An increase in DNA methylation (also referred as DMM for differential methylation means) in the neoplastic tissue compared to its normal counterpart is observed throughout the locus, as evidenced by 8 significant differentially methylated CpG sites (7 p < 0.0001 and 1 p < 0.05) out of the 10 sites analyzed. Additionally, 2 out of 3 methylated sites located at the CpG island remain unchanged. It is worth to note that several CpG sites present an increased methylation variability (represented by the SD of the distribution of methylation) in tumor vs normal tissue. An increased variability in DNA methylation (also referred to as DMV for differential methylation variation) has been reported across cancer types (Hansen et al. [57], and later validations by independent groups using TCGA and other cohorts). Moreover, it is known that the majority of DMM sites identified by comparing normal vs tumor tissue are also DMV sites [58]. In agreement with these findings, several DMMs of the miR-130b/301b locus show DMVs with higher variation in tumor compared to normal tissue (Fig. 3a and Additional file 2: Figure S2).

The same analysis was performed in three other independent PrCa cohorts (GEO accession GSE52955 [29], GSE38240 [28], GSE76938 [30] in Additional file 2: Figure S2) yielding results almost identical to those obtained with TCGA-PRAD. We then analyzed PrCa cell line methylation datasets deposited at GEO (Accession: GSE34340 [31], GSE62053 [32] and GSE54758).

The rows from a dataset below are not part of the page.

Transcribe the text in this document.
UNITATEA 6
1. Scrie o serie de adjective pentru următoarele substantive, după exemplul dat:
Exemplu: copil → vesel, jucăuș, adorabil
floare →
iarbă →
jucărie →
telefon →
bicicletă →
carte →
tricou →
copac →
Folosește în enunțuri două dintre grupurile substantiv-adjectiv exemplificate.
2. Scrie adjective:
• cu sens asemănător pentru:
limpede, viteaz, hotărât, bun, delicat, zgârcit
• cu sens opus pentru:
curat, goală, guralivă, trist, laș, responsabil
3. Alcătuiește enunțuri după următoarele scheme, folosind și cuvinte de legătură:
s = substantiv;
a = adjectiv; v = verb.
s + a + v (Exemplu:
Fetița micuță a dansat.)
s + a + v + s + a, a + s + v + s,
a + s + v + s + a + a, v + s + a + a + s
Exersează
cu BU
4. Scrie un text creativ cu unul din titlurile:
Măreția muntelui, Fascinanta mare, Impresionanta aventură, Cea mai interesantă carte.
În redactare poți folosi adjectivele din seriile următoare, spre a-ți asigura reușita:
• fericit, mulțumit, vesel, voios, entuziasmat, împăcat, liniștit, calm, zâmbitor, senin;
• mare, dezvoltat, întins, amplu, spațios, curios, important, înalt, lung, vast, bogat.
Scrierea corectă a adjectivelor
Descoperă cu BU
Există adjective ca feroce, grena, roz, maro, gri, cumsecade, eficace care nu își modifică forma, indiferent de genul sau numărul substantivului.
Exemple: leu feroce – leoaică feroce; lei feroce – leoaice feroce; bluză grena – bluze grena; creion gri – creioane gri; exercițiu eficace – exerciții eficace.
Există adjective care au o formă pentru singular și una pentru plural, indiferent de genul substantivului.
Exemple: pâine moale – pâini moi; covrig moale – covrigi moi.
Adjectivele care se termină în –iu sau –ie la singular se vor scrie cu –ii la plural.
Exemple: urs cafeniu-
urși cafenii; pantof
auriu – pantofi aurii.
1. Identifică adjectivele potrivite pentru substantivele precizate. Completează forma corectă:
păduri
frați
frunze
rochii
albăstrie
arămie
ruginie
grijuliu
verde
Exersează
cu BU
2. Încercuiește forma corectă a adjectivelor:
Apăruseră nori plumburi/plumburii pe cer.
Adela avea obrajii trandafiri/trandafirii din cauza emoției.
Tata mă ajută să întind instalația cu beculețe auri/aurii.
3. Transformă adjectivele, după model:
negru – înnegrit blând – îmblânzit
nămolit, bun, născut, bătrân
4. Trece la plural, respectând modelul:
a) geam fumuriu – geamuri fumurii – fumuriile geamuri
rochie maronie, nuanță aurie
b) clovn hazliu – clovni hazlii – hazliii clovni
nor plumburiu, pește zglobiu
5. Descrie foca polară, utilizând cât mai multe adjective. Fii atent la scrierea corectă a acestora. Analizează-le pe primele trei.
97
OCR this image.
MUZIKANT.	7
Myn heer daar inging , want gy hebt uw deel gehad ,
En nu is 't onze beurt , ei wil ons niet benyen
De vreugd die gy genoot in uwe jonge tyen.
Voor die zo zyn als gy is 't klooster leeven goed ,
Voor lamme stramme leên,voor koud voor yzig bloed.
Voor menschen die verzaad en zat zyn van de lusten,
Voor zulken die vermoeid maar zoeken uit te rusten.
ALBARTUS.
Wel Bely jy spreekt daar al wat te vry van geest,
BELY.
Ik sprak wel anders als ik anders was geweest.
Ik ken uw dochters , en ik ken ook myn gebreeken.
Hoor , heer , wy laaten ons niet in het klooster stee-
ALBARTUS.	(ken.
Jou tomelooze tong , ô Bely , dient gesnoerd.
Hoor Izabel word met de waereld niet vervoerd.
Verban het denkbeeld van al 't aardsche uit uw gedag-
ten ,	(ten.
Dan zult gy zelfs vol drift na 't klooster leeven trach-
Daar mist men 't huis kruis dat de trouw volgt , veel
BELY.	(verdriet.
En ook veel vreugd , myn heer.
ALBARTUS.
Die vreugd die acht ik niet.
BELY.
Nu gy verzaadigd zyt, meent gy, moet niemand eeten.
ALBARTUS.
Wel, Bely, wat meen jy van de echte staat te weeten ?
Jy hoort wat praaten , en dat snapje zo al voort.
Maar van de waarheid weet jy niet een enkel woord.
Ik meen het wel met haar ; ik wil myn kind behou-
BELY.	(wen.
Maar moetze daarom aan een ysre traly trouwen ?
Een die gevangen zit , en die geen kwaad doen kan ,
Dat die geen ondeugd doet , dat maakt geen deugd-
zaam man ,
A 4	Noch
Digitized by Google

In agreement with TCGA-PRAD, the miR-130b/301b cluster is globally less methylated in non-malignant PrECs and RWPE-1 than in malignant cell lines (LNCaP, DU145 and PC-3) and the methylation of the CpG island at the promoter is invariably low (Additional file 3: Figure S3).

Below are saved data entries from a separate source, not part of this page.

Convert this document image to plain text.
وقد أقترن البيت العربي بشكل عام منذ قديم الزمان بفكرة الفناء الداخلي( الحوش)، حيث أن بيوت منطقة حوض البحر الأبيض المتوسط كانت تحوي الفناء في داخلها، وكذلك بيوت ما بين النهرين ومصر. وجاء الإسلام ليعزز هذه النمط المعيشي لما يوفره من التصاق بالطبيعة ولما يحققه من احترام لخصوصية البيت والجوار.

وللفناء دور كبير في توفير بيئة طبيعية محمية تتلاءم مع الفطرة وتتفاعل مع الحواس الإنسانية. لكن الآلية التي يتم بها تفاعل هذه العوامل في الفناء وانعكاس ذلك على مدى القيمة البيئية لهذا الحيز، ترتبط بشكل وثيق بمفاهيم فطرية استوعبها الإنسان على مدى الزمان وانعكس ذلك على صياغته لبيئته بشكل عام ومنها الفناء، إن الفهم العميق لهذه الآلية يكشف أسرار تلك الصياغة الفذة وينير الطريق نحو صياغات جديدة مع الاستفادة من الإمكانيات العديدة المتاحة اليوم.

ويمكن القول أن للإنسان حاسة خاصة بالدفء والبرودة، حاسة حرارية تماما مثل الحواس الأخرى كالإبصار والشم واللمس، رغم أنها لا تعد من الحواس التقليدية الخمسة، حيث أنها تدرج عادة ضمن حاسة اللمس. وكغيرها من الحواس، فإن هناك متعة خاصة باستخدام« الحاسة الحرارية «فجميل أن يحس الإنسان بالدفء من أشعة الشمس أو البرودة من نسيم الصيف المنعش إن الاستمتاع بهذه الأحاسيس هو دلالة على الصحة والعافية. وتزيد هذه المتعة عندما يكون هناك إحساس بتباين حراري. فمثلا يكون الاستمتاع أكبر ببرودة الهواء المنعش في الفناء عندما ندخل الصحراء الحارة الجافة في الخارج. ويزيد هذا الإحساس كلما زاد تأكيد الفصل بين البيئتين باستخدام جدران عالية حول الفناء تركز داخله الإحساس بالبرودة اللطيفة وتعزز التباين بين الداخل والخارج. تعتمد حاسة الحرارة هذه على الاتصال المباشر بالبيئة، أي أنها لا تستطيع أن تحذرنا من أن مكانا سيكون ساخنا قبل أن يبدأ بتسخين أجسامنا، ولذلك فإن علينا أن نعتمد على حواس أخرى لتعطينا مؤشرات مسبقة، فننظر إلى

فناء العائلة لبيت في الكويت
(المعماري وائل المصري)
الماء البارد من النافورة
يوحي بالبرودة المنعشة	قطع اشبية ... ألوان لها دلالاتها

Although the epigenomic features of the region predict its active expression in normal and neoplastic prostate tissue, the global increase of its average DNA methylation in cancer may affect transcription. To assess this possibility, we used the TCGA-PRAD samples to determine if DNA methylation is associated with miR-130b level in the tissue. We observed a positive correlation for matched normal vs tumor tissue samples (r 0.4736, n = 35 shown in Fig. 3b) and for all the samples in the dataset (r 0.5242, n = 241, shown in Fig. 3c). These results favor a positive effect of DNA methylation on the transcription of this locus.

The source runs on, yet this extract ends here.